Nucleus of the Solitary Tract Serotonin 5-HT2C Receptors Modulate Food Intake.

To meet the challenge to human health posed by obesity, a better understanding of the regulation of feeding is essential. Medications targeting 5-hydroxytryptamine (5-HT; serotonin) 2C receptors (htr2c; 5-HT2CR) improve obesity. Here we probed the functional significance of 5-HT2CRs specifically within the brainstem nucleus of the solitary tract (5-HT2CRNTS) in feeding behavior. Selective activation of 5-HT2CRNTS decreased feeding and was sufficient to mediate acute food intake reductions elicited by the 5-HT2CR agonist obesity medication lorcaserin.

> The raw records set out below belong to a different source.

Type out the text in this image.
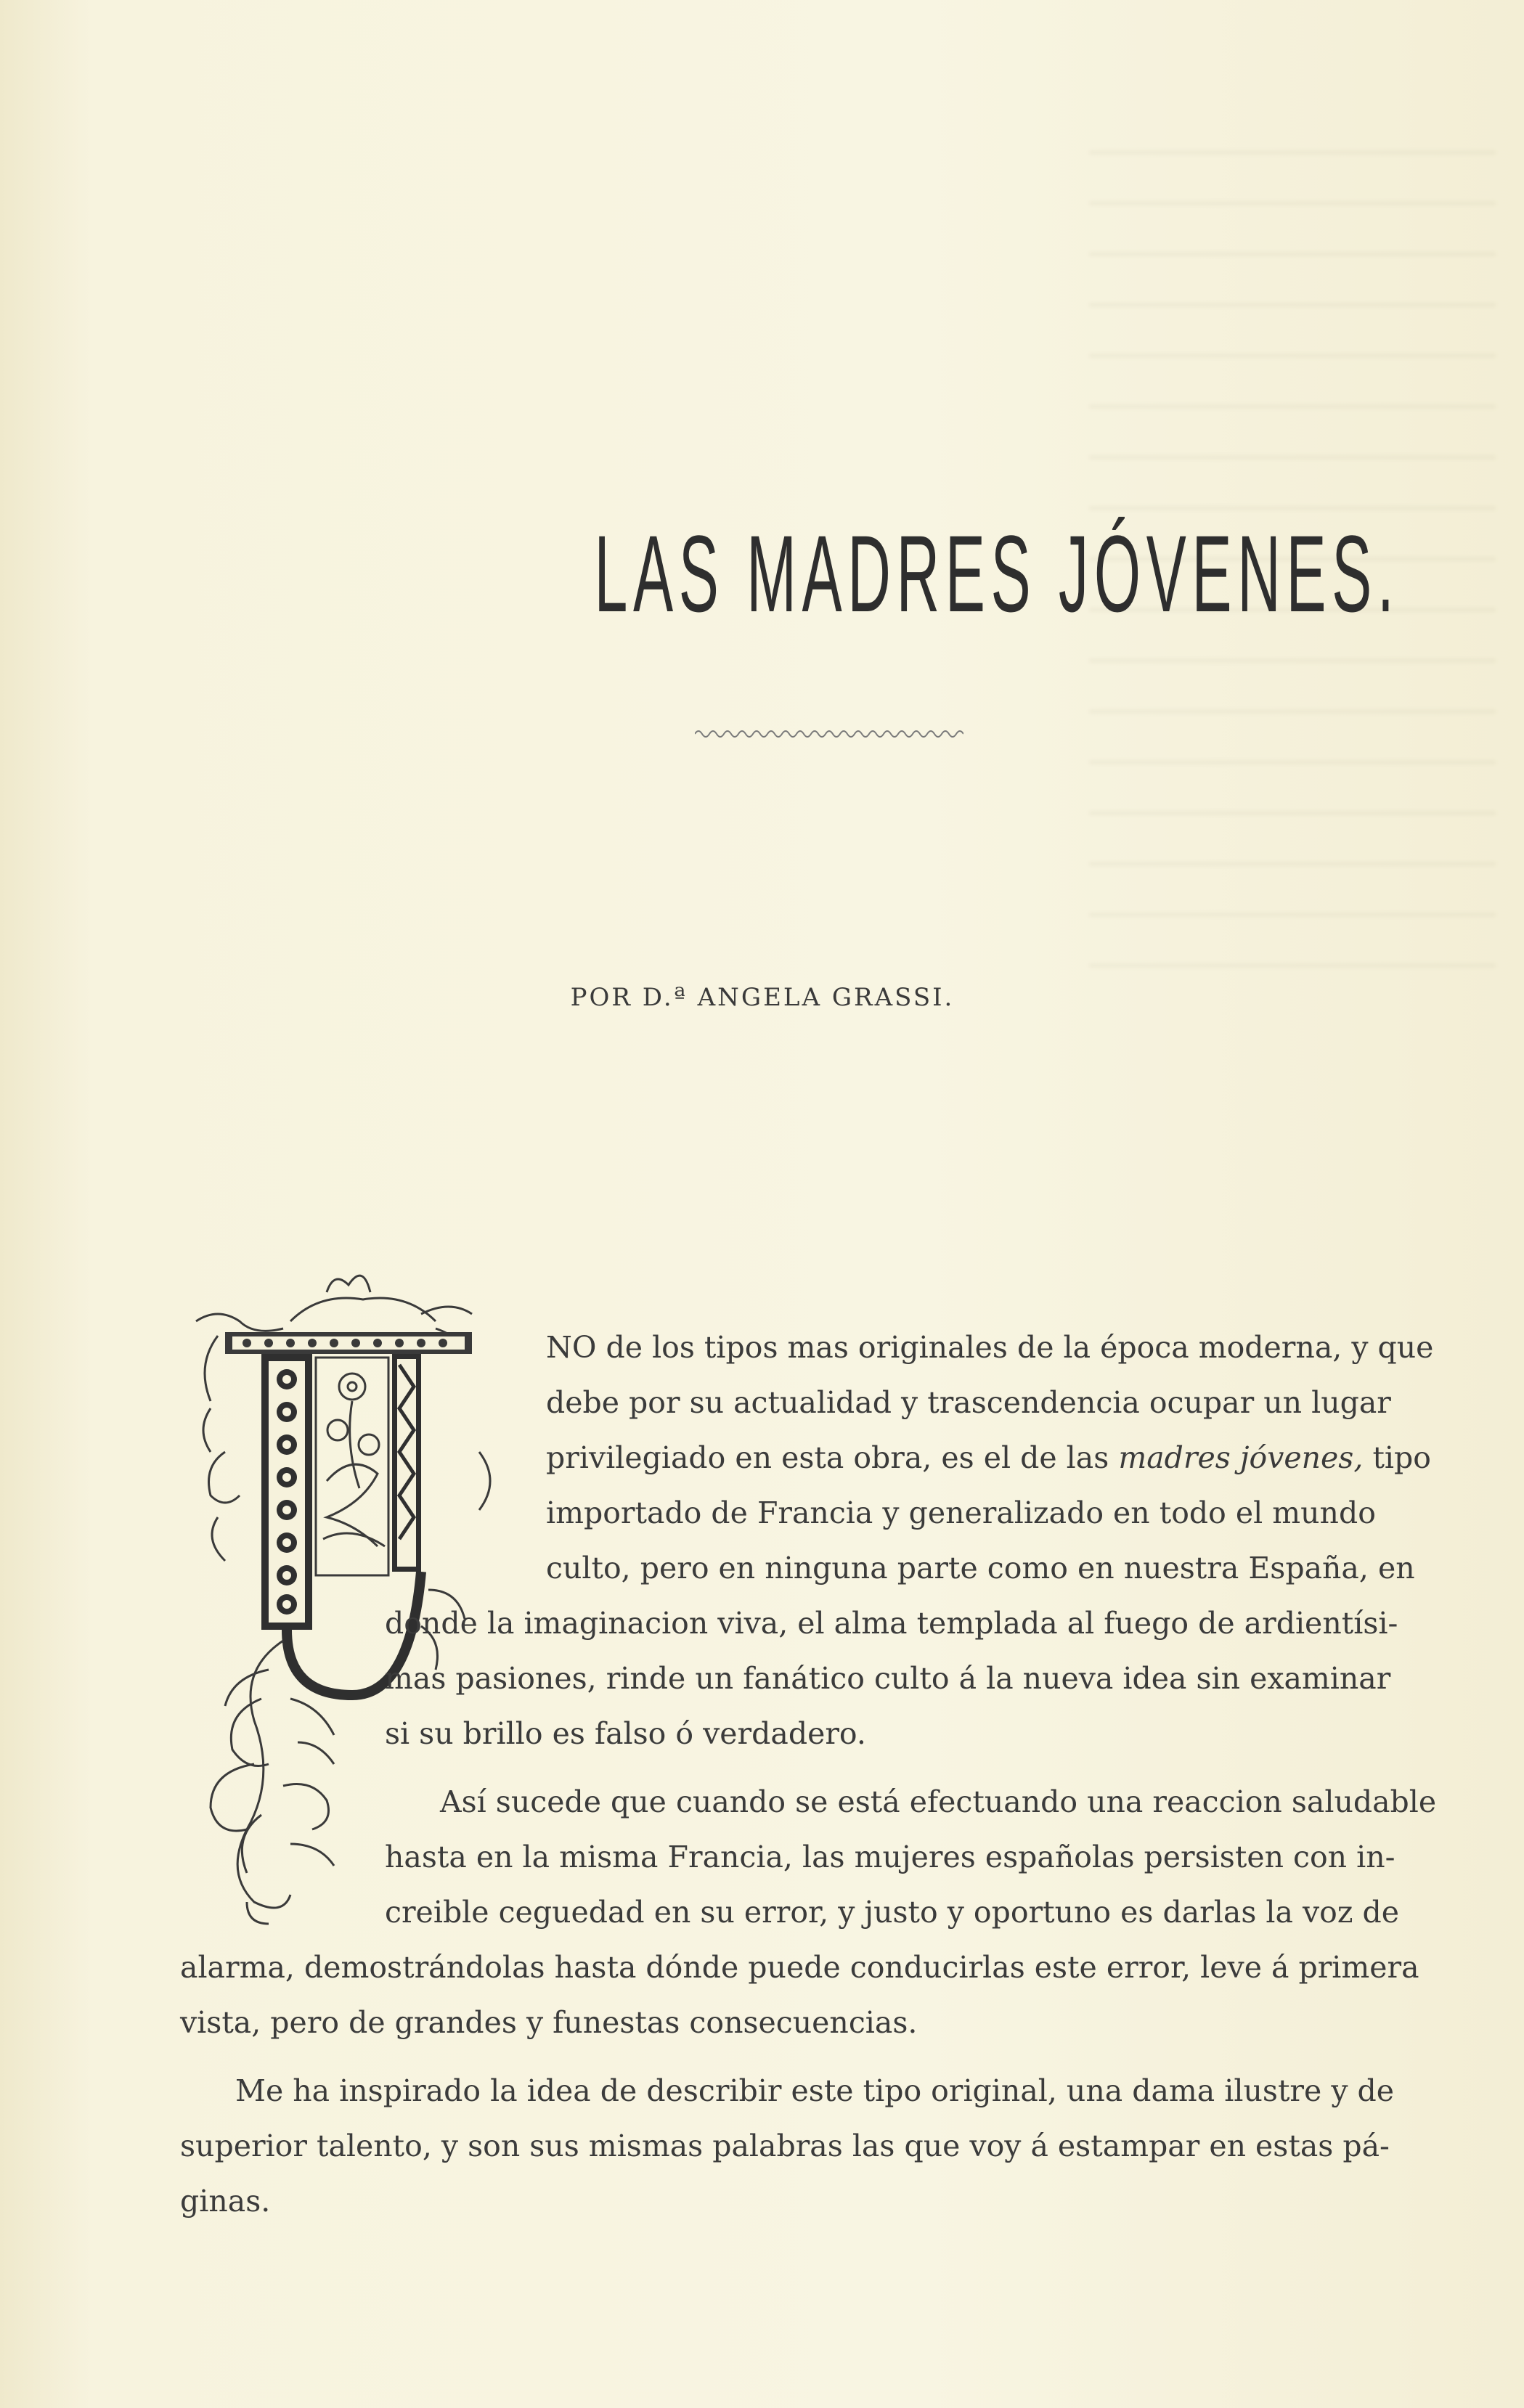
LAS MADRES JÓVENES.
POR D.ª ANGELA GRASSI.
NO de los tipos mas originales de la época moderna, y que
debe por su actualidad y trascendencia ocupar un lugar
privilegiado en esta obra, es el de las madres jóvenes, tipo
importado de Francia y generalizado en todo el mundo
culto, pero en ninguna parte como en nuestra España, en
donde la imaginacion viva, el alma templada al fuego de ardientísi-
mas pasiones, rinde un fanático culto á la nueva idea sin examinar
si su brillo es falso ó verdadero.
Así sucede que cuando se está efectuando una reaccion saludable
hasta en la misma Francia, las mujeres españolas persisten con in-
creible ceguedad en su error, y justo y oportuno es darlas la voz de
alarma, demostrándolas hasta dónde puede conducirlas este error, leve á primera
vista, pero de grandes y funestas consecuencias.
Me ha inspirado la idea de describir este tipo original, una dama ilustre y de
superior talento, y son sus mismas palabras las que voy á estampar en estas pá-
ginas.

Similar to pro-opiomelanocortin neurons expressed within the hypothalamic arcuate nucleus (POMCARC), a subset of POMCNTS neurons co-expressed 5-HT2CRs and were activated by 5-HT2CR agonists. Knockdown of POMCNTS prevented the acute appetite-suppressive effect of lorcaserin, whereas POMCARC knockdown prevented the full anorectic effect. These data identify 5-HT2CRNTS as a sufficient subpopulation of 5-HT2CRs in reducing food intake when activated and reveal that 5-HT2CR agonist obesity medications require POMC within the NTS and ARC to reduce food intake.